Three years ago, the Opportunity Education Foundation Tanzania launched Quest Forward Learning. As a digital learning platform, Quest Forward Learning offers Tanzanian youth a
 high-quality secondary education and the opportunity to gain the mindset, habits, and skills to create value for their families, their villages, and Tanzania. This is achieved by providing students with a skills-focused curriculum and effective skills-forward mentor instruction on tablets through the Quest! app and on computers through Quest! web.

When Tanzanian students learn digitally through Quest Forward Learning, we have seen some of the following results:

  • Students have more control over their learning. Unlike historic learning models, Quest Forward students are no longer limited or restricted by time, place, or pace. Each student possessing a tablet can now learn with less hands-on supervision from their mentors.
  • Students are inspired, motivated, and overjoyed by their newfound freedom when learning is no longer limited by the walls of a classroom. They have opportunities to learn outside the classroom and from various sources of information found on leading websites, such as videos, blogs, and articles.
  • Students enjoy more control over their own learning pathways without being affected by a single teaching style/approach a teacher may use for the entire class.  

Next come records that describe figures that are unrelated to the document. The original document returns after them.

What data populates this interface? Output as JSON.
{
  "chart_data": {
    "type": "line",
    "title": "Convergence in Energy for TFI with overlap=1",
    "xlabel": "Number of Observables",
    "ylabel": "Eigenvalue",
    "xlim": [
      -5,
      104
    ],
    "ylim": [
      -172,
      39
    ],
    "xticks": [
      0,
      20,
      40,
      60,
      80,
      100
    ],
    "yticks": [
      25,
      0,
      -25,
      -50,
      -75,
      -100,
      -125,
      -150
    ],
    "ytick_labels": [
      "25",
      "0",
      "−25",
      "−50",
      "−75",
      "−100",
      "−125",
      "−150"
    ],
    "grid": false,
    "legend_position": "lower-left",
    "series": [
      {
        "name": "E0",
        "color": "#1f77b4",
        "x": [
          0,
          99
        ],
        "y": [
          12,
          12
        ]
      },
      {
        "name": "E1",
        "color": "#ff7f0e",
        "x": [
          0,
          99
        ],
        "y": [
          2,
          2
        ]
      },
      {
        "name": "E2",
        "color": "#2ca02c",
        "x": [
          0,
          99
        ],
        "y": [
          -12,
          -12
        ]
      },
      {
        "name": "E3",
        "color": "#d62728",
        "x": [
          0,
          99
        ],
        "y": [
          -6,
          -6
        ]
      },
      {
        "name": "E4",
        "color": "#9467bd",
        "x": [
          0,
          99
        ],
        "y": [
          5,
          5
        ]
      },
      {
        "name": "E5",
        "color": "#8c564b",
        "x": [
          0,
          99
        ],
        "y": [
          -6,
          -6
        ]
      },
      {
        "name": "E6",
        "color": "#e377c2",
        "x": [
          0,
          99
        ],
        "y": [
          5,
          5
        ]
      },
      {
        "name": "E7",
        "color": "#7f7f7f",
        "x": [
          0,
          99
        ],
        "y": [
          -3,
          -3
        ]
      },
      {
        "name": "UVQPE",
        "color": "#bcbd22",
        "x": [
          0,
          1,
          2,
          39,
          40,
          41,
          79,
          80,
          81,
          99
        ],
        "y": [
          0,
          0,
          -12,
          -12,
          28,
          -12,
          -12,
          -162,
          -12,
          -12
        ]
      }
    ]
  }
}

Every student enrolled in Quest Forward Learning can access the curriculum content available through quests. We describe quests as “personal journeys that emphasize discovery-driven knowledge formation, deep understanding, and skills practice.” Students can complete quests in or out of the classroom, at their own time and pace, individually or in collaboration with peers. They are free to interact with their mentors for feedback, individualized guidance, or assistance. Quests incorporate diverse digital resources like videos and authentic websites to cater to individual learning differences and needs.

Tanzanian students using the Quest Forward Learning platform have gained a deeper understanding of both the curriculum subjects and themselves. Through their development of mindset, habits, and skills, we have seen students achieve greater performances on standardized exams. Additionally, many students are inspired to challenge themselves to grow. The use of quests has ignited students’ ambition to improve their English proficiency as one of the requirements to succeed as a Quest Forward learner. Of the 9 core subjects in the Tanzania Quest Forward curriculum, which is based upon the Tanzanian national curriculum, 8 of the subjects are in English and only one is in Swahili.

Digital learning holds much promise for today’s Tanzanian students, preparing them to be productive members of a society that is increasingly powered by technology. Students must be prepared to continually learn new skills throughout their lives as they embrace an exciting future we cannot predict. To that end, Quest Forward Learning as a digital learning platform promises to have a positive profound impact on how students learn and teachers teach in the upcoming generation.